Me and a friend headed to Portsmouth to see some old landing craft (I'll post that up as well) but ended up having some issues getting to them. The only way we worked out was through an old greyhound racetrack.

So, here are some of the pictures of the stadium. Click the smaller pictures to see the larger version on Flickr. Apologies if I've misinterpreted any rules - if I have let me know and I'll correct :]


























Thanks for looking
- Russ.


----------



## boxer666 (Oct 24, 2010)

*Good pics*

The last picture with the fox is classic! I wonder if it saw the rabbit?
Great pictures that show the place in decline.

Boxer666


----------



## recrudesce (Oct 24, 2010)

boxer666 said:


> The last picture with the fox is classic! I wonder if it saw the rabbit?
> Great pictures that show the place in decline.
> 
> Boxer666



he got bored before the first corner and just filtered off the track. i'm glad i didn't bet on him ;]


----------



## hydealfred (Oct 24, 2010)

Interesting - didn't know this place has closed down. Thanks for posting. Like the fox


----------



## recrudesce (Oct 24, 2010)

closed in april this year i believe. it's quite a state considering. i think the locals seem to be pulling it apart !
if you look at google maps, there's loads of buildings that are shown that no longer exist in my pictures.

shame


----------



## 227angrydonkeys (Oct 25, 2010)

nice. i saw the pics of those landing craft the other day. must go get inside them soon i think


----------



## recrudesce (Oct 25, 2010)

There's currently ropes hanging off the back of one of them. Wouldn't be too hard to get up, but getting down might be a struggle. 
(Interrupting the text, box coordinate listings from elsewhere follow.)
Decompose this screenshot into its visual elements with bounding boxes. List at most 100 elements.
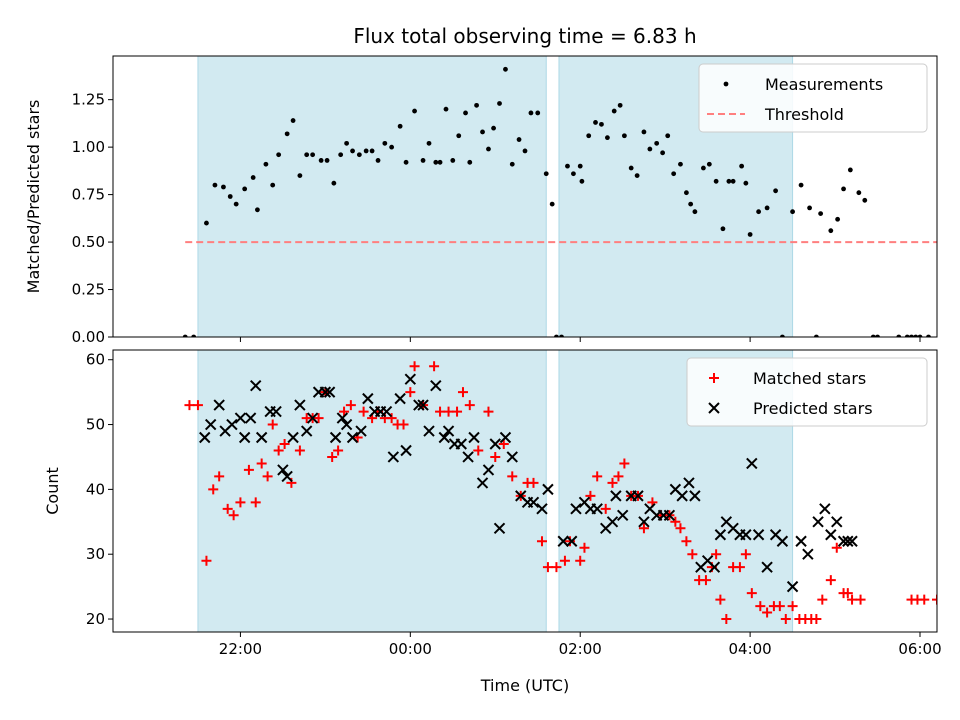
data-point [909, 334, 914, 337]
data-point [226, 418, 238, 431]
data-point [746, 588, 757, 599]
data-point [412, 108, 417, 114]
bottom-panel: 22:00 00:00 02:00 04:00 06:00 20 30 40 50 60 Count… [43, 349, 942, 658]
data-point [605, 135, 610, 141]
data-point [842, 535, 854, 547]
data-point [787, 601, 798, 612]
data-point [904, 334, 910, 337]
data-point [807, 205, 812, 211]
data-point [250, 379, 262, 392]
data-point [837, 535, 850, 547]
data-point [340, 418, 353, 431]
data-point [462, 451, 474, 463]
data-point [917, 334, 923, 337]
data-point [327, 451, 338, 462]
data-point [339, 406, 350, 417]
data-point [270, 405, 282, 418]
data-point [542, 562, 553, 573]
data-point [233, 201, 239, 207]
data-point [234, 412, 247, 424]
data-point [403, 159, 409, 165]
data-point [212, 182, 218, 188]
data-point [306, 412, 319, 424]
data-point [363, 148, 369, 154]
data-point [443, 106, 449, 112]
data-point [549, 201, 555, 207]
y-tick-label: 50 [86, 416, 105, 434]
data-point [708, 561, 721, 573]
data-point [450, 158, 456, 163]
data-point [947, 335, 952, 340]
data-point [554, 334, 559, 337]
data-point [926, 334, 931, 337]
data-point [294, 445, 305, 456]
plot-area [184, 361, 937, 625]
data-point [405, 387, 416, 398]
data-point [542, 483, 554, 496]
data-point [294, 399, 306, 411]
data-point [536, 503, 548, 515]
data-point [277, 464, 289, 476]
legend-label: Measurements [765, 75, 883, 94]
y-tick-label: 0.00 [72, 328, 105, 346]
data-point [452, 406, 463, 417]
data-point [713, 178, 719, 184]
data-point [430, 379, 442, 392]
data-point [700, 575, 711, 586]
y-tick-label: 40 [86, 480, 105, 498]
data-point [457, 387, 468, 398]
data-point [611, 108, 617, 114]
data-point [480, 129, 485, 135]
data-point [221, 184, 226, 190]
data-point [828, 228, 834, 234]
data-point [591, 503, 603, 515]
data-point [490, 451, 501, 462]
data-point [262, 471, 273, 482]
data-point [634, 173, 640, 179]
data-point [575, 555, 586, 566]
data-point [324, 158, 330, 163]
data-point [250, 175, 256, 180]
data-point [499, 431, 512, 444]
data-point [429, 361, 440, 372]
data-point [346, 431, 359, 444]
data-point [310, 152, 316, 158]
data-point [817, 594, 828, 605]
data-point [919, 594, 930, 605]
data-point [619, 458, 630, 469]
data-point [621, 133, 627, 139]
data-point [214, 471, 225, 482]
data-point [443, 406, 454, 417]
y-tick-label: 0.25 [72, 281, 105, 299]
data-point [812, 516, 824, 528]
data-point [238, 431, 251, 444]
data-point [689, 490, 701, 502]
data-point [665, 133, 671, 139]
data-point [711, 549, 722, 560]
x-tick-label: 06:00 [898, 640, 941, 658]
data-point [290, 118, 296, 123]
data-point [208, 484, 219, 495]
data-point [566, 535, 578, 547]
y-tick-label: 20 [86, 610, 105, 628]
legend-box [686, 357, 928, 427]
data-point [358, 406, 369, 417]
data-point [433, 159, 439, 165]
data-point [506, 451, 518, 463]
data-point [420, 158, 426, 163]
data-point [600, 503, 611, 514]
data-point [242, 186, 248, 192]
data-point [404, 373, 417, 385]
data-point [842, 588, 853, 599]
top-panel: 0.00 0.25 0.50 0.75 1.00 1.25 Matched/Predicte… [24, 55, 952, 346]
series-predicted-stars [199, 373, 858, 593]
data-point [551, 562, 562, 573]
data-point [647, 146, 653, 152]
data-point [482, 464, 495, 476]
data-point [244, 412, 257, 424]
data-point [678, 161, 683, 167]
data-point [559, 334, 564, 337]
data-point [199, 431, 211, 444]
data-point [663, 509, 676, 522]
data-point [586, 133, 592, 139]
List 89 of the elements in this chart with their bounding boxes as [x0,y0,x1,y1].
I wanna sit in the cockpit!


----------



## recrudesce (Nov 17, 2010)

got my film shots processed


----------



## Foxylady (Nov 17, 2010)

D. M. Tagg & Son...Sign Shop.  Graffiti signs, no doubt! 
Loving the gorgeous fox.


----------



## recrudesce (Nov 17, 2010)

he was very accepting of us. didn't seem spooked by us walking around at all !


----------



## ceejam (Nov 17, 2010)

Amazing shots of the fox, well done


----------